Nos convertimos en cintas métricas humanas. En México inventaron una superheroína: Susana Distancia (amo este video y los dibujitos). Se habló de distancia o distanciamiento social; después la OMS dijo que no era distanciamiento social sino físico, porque “es importante permanecer físicamente separados pero socialmente conectados”. Qué difícil. Descubrimos la centralidad del tacto, no solo con los afectos más cercanos -con quienes, en el mejor de los casos, se compartió cuarentena- sino con el resto del mundo. La importancia de tocarse. Cosas menores: dar la mano, la caricia breve. No lo habíamos pensado, no había hecho falta. La verdad sólida, irreemplazable, autoevidente de los cuerpos.
Nos hicimos más conscientes de las diferencias culturales: ese lugar común de que en Argentina la gente es toquetona y en Canadá es (literalmente) distante; que en los países árabes las personas se hablan muy cerca (o sea: más de lo que estamos acostumbrades acá), que en Japón ya usaban barbijos desde antes. La próxemica: las reglas no escritas pero vitales del “espacio personal”, tan culturalmente susceptible, y los movimientos de los cuerpos entre sí. Hace un par de años escuché a un especialista en inteligencia artificial alemán que hablaba de programar robots: “¿Qué tan cerca de la persona tiene que poner la bebida? ¿Aquí? ¿Aquí?”

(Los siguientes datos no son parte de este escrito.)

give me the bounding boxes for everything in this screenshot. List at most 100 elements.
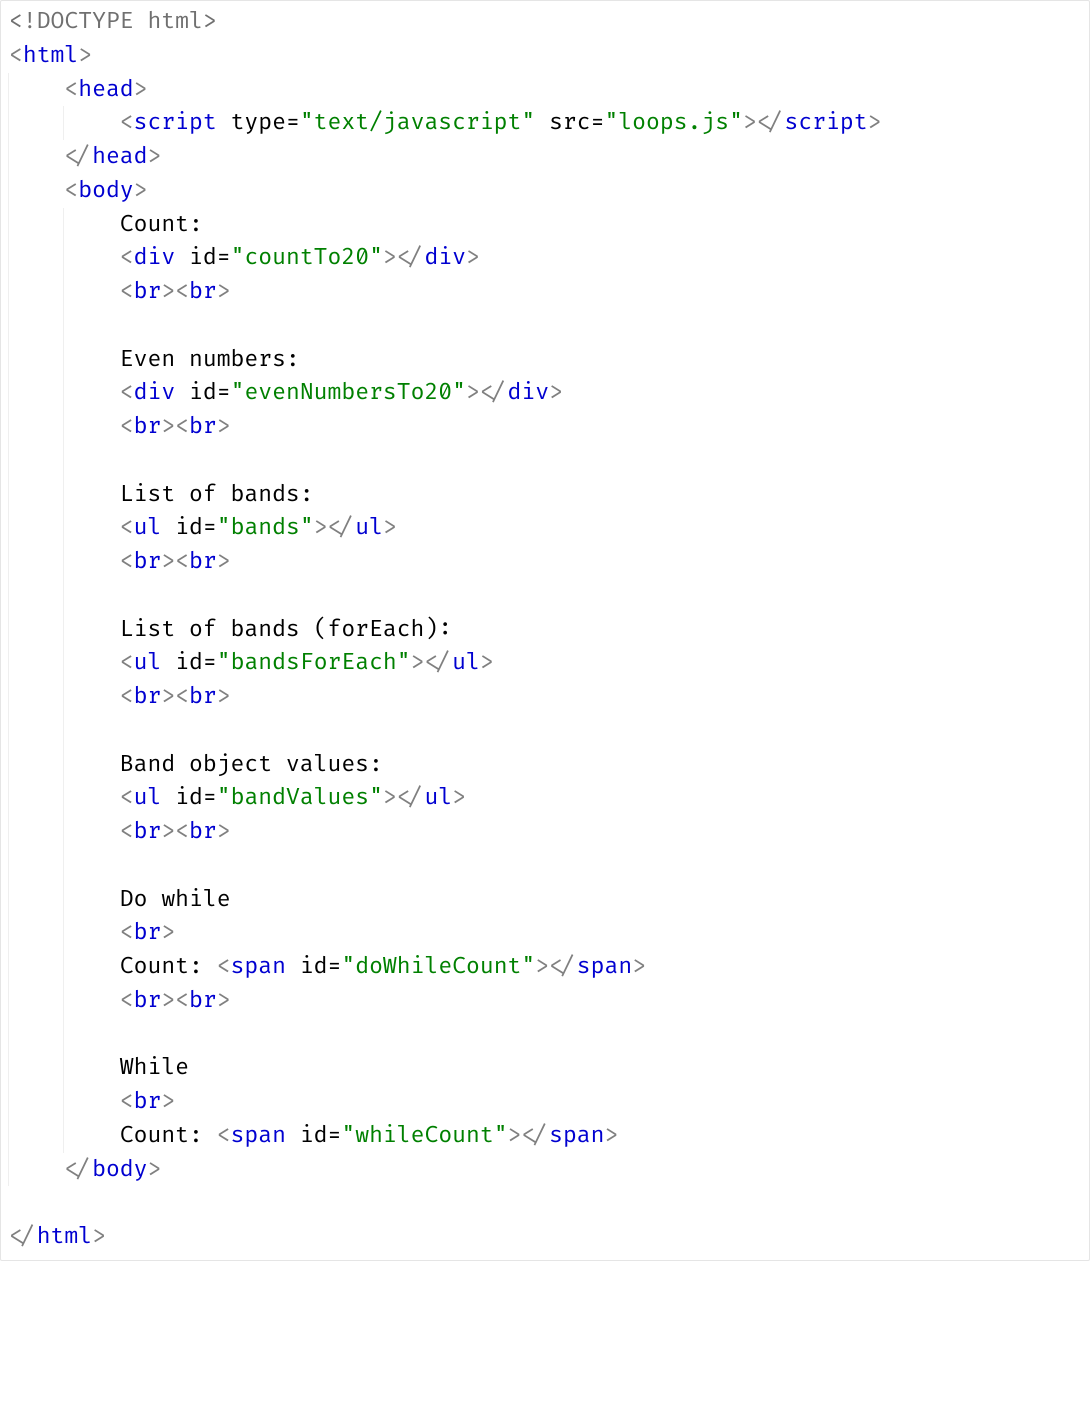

Tan lejos, tan cerca. La distancia se aplanó. Antes teníamos escalas, fronteras; viajes y llamadas de corta, media y larga distancia. En 2020 la cosa se puso binaria, solo dos lugares: acá (en casa) o allá, afuera. Todos los allás fueron iguales mientras hubiera wifi; en palabras de Marcelo Cohen, donde yo no estaba. Y el lugar sin wifi se convirtió en una suerte de fuera de cuadro, de más allá en las sombras, upside down inalcanzable, no pensado, impensable. Añorado, también: un espacio libre de zoom.
Mafalda dice a Felipe: “¿Has pensado en lo que ocurriría si no existiera la distancia? Que todo estaría aquí. ¿Te das cuenta lo que sería que todo estuviera aquí?”